Projets immobiliers publics privés
le 29/08/2024

Le droit au bail du conjoint survivant n’ayant fait l’objet d’aucune renonciation expresse exclut tout transfert au profit des descendants

Cass. Civ. 3e, 4 juillet 2024, n° 22-24.856

Par un arrêt rendu en date du 4 juillet 2024 et publié au Bulletin, la Cour de cassation a rappelé que, sauf renonciation expresse, le conjoint survivant cotitulaire d’un bail d’habitation bénéficie d’un droit exclusif sur le logement ayant servi à l’habitation commune des époux, excluant ainsi tout transfert du bail aux descendants.

En l’espèce, une société bailleresse du secteur social avait donné à bail un appartement à des époux, parents de deux enfants. Ces derniers se sont séparés et une ordonnance de non-conciliation rendue en 2013 a attribué le logement familial à l’épouse. Celle-ci étant décédée en 2016, l’époux qui ne demeurait plus dans les lieux depuis 2011 a signé un avenant au bail quelques jours après le décès pour le désigner comme restant seul titulaire du bail. Plusieurs suppléments de loyer de solidarité étant demeurés impayés par la suite, la société bailleresse a fait délivrer à l’époux un commandement de payer visant la clause résolutoire en 2018, puis l’a assigné quelques mois plus tard en expulsion et en paiement des arriérés.

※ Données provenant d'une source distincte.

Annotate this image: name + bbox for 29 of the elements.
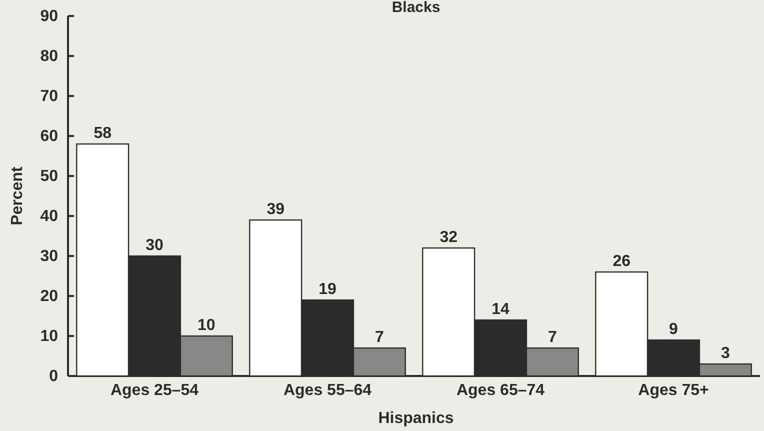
x-axis-title: Hispanics bbox=[378, 410, 454, 427]
data-label: 19 bbox=[318, 281, 336, 298]
x-tick-label: Ages 65–74 bbox=[456, 382, 545, 399]
data-label: 26 bbox=[612, 253, 631, 270]
data-label: 10 bbox=[198, 317, 216, 334]
data-label: 7 bbox=[374, 329, 384, 346]
data-label: 30 bbox=[146, 237, 164, 254]
chart-title: Blacks bbox=[392, 0, 440, 16]
data-label: 58 bbox=[94, 125, 112, 142]
y-tick-label: 90 bbox=[40, 8, 58, 26]
data-label: 32 bbox=[440, 229, 458, 246]
data-label: 14 bbox=[492, 301, 510, 318]
y-tick-label: 10 bbox=[40, 328, 58, 346]
y-tick-label: 80 bbox=[40, 48, 58, 66]
x-tick-label: Ages 75+ bbox=[638, 382, 709, 399]
y-tick-label: 20 bbox=[40, 288, 58, 306]
x-tick-label: Ages 55–64 bbox=[283, 382, 372, 399]
x-tick-label: Ages 25–54 bbox=[110, 382, 199, 399]
y-tick-label: 30 bbox=[40, 248, 58, 266]
y-tick-label: 50 bbox=[40, 168, 58, 186]
data-label: 39 bbox=[266, 201, 285, 218]
y-axis-title: Percent bbox=[9, 166, 26, 226]
y-tick-label: 70 bbox=[40, 88, 58, 106]
data-label: 3 bbox=[720, 345, 730, 362]
y-tick-label: 60 bbox=[40, 128, 58, 146]
data-label: 9 bbox=[669, 321, 678, 338]
y-tick-label: 0 bbox=[49, 368, 58, 386]
data-label: 7 bbox=[548, 329, 557, 346]
y-tick-label: 40 bbox=[40, 208, 58, 226]
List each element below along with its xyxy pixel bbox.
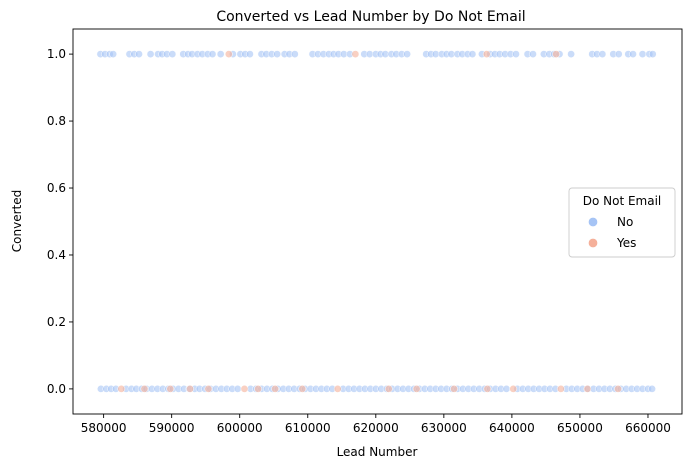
point-yes-19 xyxy=(557,385,565,393)
point-yes-5 xyxy=(140,385,149,393)
x-tick-label: 590000 xyxy=(149,421,195,435)
point-no-7 xyxy=(146,50,155,58)
point-yes-7 xyxy=(186,385,194,393)
y-tick-label: 0.0 xyxy=(47,382,66,396)
x-tick-label: 640000 xyxy=(489,421,535,435)
y-tick-label: 0.8 xyxy=(47,114,66,128)
legend-marker-yes xyxy=(588,238,598,248)
legend: Do Not Email No Yes xyxy=(568,187,676,258)
x-tick-label: 630000 xyxy=(421,421,467,435)
point-no-76 xyxy=(614,50,623,58)
point-yes-14 xyxy=(384,385,393,393)
point-no-57 xyxy=(468,50,477,58)
x-tick-label: 620000 xyxy=(353,421,399,435)
y-tick-label: 0.2 xyxy=(47,315,66,329)
point-no-71 xyxy=(567,50,575,58)
x-axis-title: Lead Number xyxy=(337,445,418,459)
y-tick-label: 1.0 xyxy=(47,47,66,61)
legend-label-no: No xyxy=(617,215,633,229)
y-axis-title: Converted xyxy=(10,190,24,252)
legend-marker-no xyxy=(588,217,598,227)
point-yes-15 xyxy=(412,385,421,393)
chart-title: Converted vs Lead Number by Do Not Email xyxy=(216,9,525,25)
point-no-154 xyxy=(502,385,511,393)
point-no-23 xyxy=(246,50,254,58)
point-no-179 xyxy=(648,385,656,393)
point-yes-10 xyxy=(254,385,262,393)
point-yes-13 xyxy=(333,385,342,393)
y-tick-label: 0.4 xyxy=(47,248,66,262)
point-no-79 xyxy=(638,50,647,58)
point-yes-12 xyxy=(298,385,307,393)
x-tick-label: 610000 xyxy=(285,421,331,435)
point-no-19 xyxy=(216,50,225,58)
point-yes-17 xyxy=(483,385,492,393)
point-yes-4 xyxy=(117,385,126,393)
point-yes-6 xyxy=(166,385,175,393)
x-tick-label: 660000 xyxy=(625,421,671,435)
x-tick-label: 580000 xyxy=(81,421,127,435)
point-yes-18 xyxy=(509,385,518,393)
x-tick-label: 650000 xyxy=(557,421,603,435)
point-yes-1 xyxy=(351,50,360,58)
point-yes-21 xyxy=(614,385,622,393)
point-no-64 xyxy=(512,50,520,58)
point-no-78 xyxy=(629,50,637,58)
point-yes-8 xyxy=(204,385,213,393)
point-yes-11 xyxy=(271,385,279,393)
point-no-27 xyxy=(273,50,281,58)
y-axis: 0.0 0.2 0.4 0.6 0.8 1.0 xyxy=(47,47,73,396)
point-yes-0 xyxy=(224,50,233,58)
point-yes-2 xyxy=(482,50,491,58)
point-no-81 xyxy=(648,50,657,58)
x-tick-label: 600000 xyxy=(217,421,263,435)
y-tick-label: 0.6 xyxy=(47,181,66,195)
point-yes-20 xyxy=(583,385,592,393)
point-yes-16 xyxy=(450,385,458,393)
x-axis: 580000 590000 600000 610000 620000 630000 6400… xyxy=(81,414,671,435)
point-no-11 xyxy=(168,50,177,58)
point-no-66 xyxy=(529,50,537,58)
point-no-18 xyxy=(208,50,217,58)
point-no-47 xyxy=(403,50,411,58)
point-no-6 xyxy=(135,50,143,58)
point-yes-3 xyxy=(552,50,560,58)
legend-title: Do Not Email xyxy=(583,194,662,208)
points-layer xyxy=(96,50,657,393)
point-no-74 xyxy=(598,50,607,58)
legend-label-yes: Yes xyxy=(616,236,636,250)
point-no-3 xyxy=(109,50,118,58)
point-no-107 xyxy=(233,385,242,393)
plot-frame xyxy=(72,28,683,415)
point-no-30 xyxy=(290,50,299,58)
point-yes-9 xyxy=(240,385,249,393)
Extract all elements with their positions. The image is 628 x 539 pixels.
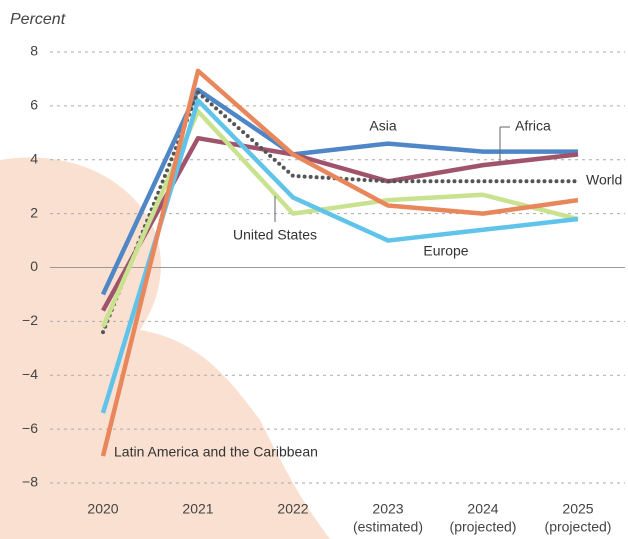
series-label: Latin America and the Caribbean — [114, 444, 318, 460]
background-shape — [0, 157, 330, 539]
series-line — [101, 135, 579, 312]
series-label: Africa — [515, 118, 551, 134]
x-tick-label: 2020 — [87, 501, 118, 517]
y-tick-label: 4 — [30, 150, 38, 166]
y-tick-label: −6 — [22, 420, 38, 436]
series-label: Europe — [423, 243, 468, 259]
x-tick-label: 2022 — [277, 501, 308, 517]
x-tick-sublabel: (estimated) — [353, 519, 423, 535]
y-tick-label: 8 — [30, 43, 38, 59]
y-tick-label: −4 — [22, 366, 38, 382]
x-tick-label: 2024 — [467, 501, 498, 517]
x-tick-label: 2025 — [562, 501, 593, 517]
series-label: United States — [233, 227, 317, 243]
y-tick-label: 0 — [30, 258, 38, 274]
series-line — [100, 87, 578, 296]
y-tick-label: −8 — [22, 474, 38, 490]
x-tick-sublabel: (projected) — [545, 519, 612, 535]
x-tick-label: 2021 — [182, 501, 213, 517]
series-line — [100, 68, 579, 457]
y-tick-label: 2 — [30, 204, 38, 220]
y-axis-label: Percent — [10, 11, 66, 28]
series-label: Asia — [369, 118, 396, 134]
y-tick-label: −2 — [22, 312, 38, 328]
x-tick-label: 2023 — [372, 501, 403, 517]
y-tick-label: 6 — [30, 97, 38, 113]
x-tick-sublabel: (projected) — [450, 519, 517, 535]
series-label: World — [586, 172, 622, 188]
series-line — [100, 98, 579, 414]
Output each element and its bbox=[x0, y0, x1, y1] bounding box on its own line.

Afin de s’opposer aux demandes de la société bailleresse, l’époux et ses enfants – intervenus volontairement dans la procédure – ont soutenu que les suppléments de loyer de solidarité n’auraient pas dû être appliqués en ce que l’époux n’avait jamais demandé à bénéficier du droit au bail et avait même envoyé une lettre en 2011 pour indiquer qu’il quittait le logement, tandis que les enfants avaient au contraire bénéficié d’un transfert du bail au décès de leur mère par application de l’article 14 de la loi n° 89-462 du 6 juillet 1989. Ainsi, à défaut d’avoir pris en compte les revenus des enfants pour déterminer si des suppléments de loyer de solidarité étaient réellement dus, la société bailleresse devait être déboutée de l’ensemble de ses demandes.

La Cour d’appel de Paris ayant accueilli cette argumentation, la société bailleresse s’est pourvue en cassation.

Relevant que l’époux n’avait ni délivré congé ni expressément renoncé au droit au bail dont il bénéficiait en vertu de l’article 1751 du Code civil, la Cour de cassation a cassé l’arrêt de la Cour d’appel de Paris en rappelant que le droit au bail était exclusif au conjoint survivant et ne pouvait entrer en concurrence avec aucun autre droit locatif, en ce compris le droit au transfert des descendants issu de l’article 14 de la loi précitée, confirmant ainsi un précédent arrêt rendu quelques années auparavant (Cass. Civ. 3e, 28 juin 2018, n° 17-20.409). L’époux étant seul titulaire du droit au bail, seuls ses revenus devaient donc être pris en compte pour déterminer si des suppléments de loyer de solidarité étaient dus, ce qui fut fait par la société bailleresse.

Ainsi que l’écrivait La Fontaine dans sa fable du Rat et de l’Huître, tel est pris qui croyait prendre : l’époux ne pouvait tout à la fois signer un avenant reconnaissant qu’il était seul titulaire du bail au décès de son épouse et prétendre que ses enfants avaient bénéficié d’un transfert du droit au bail afin d’échapper au paiement de suppléments de loyer de solidarité.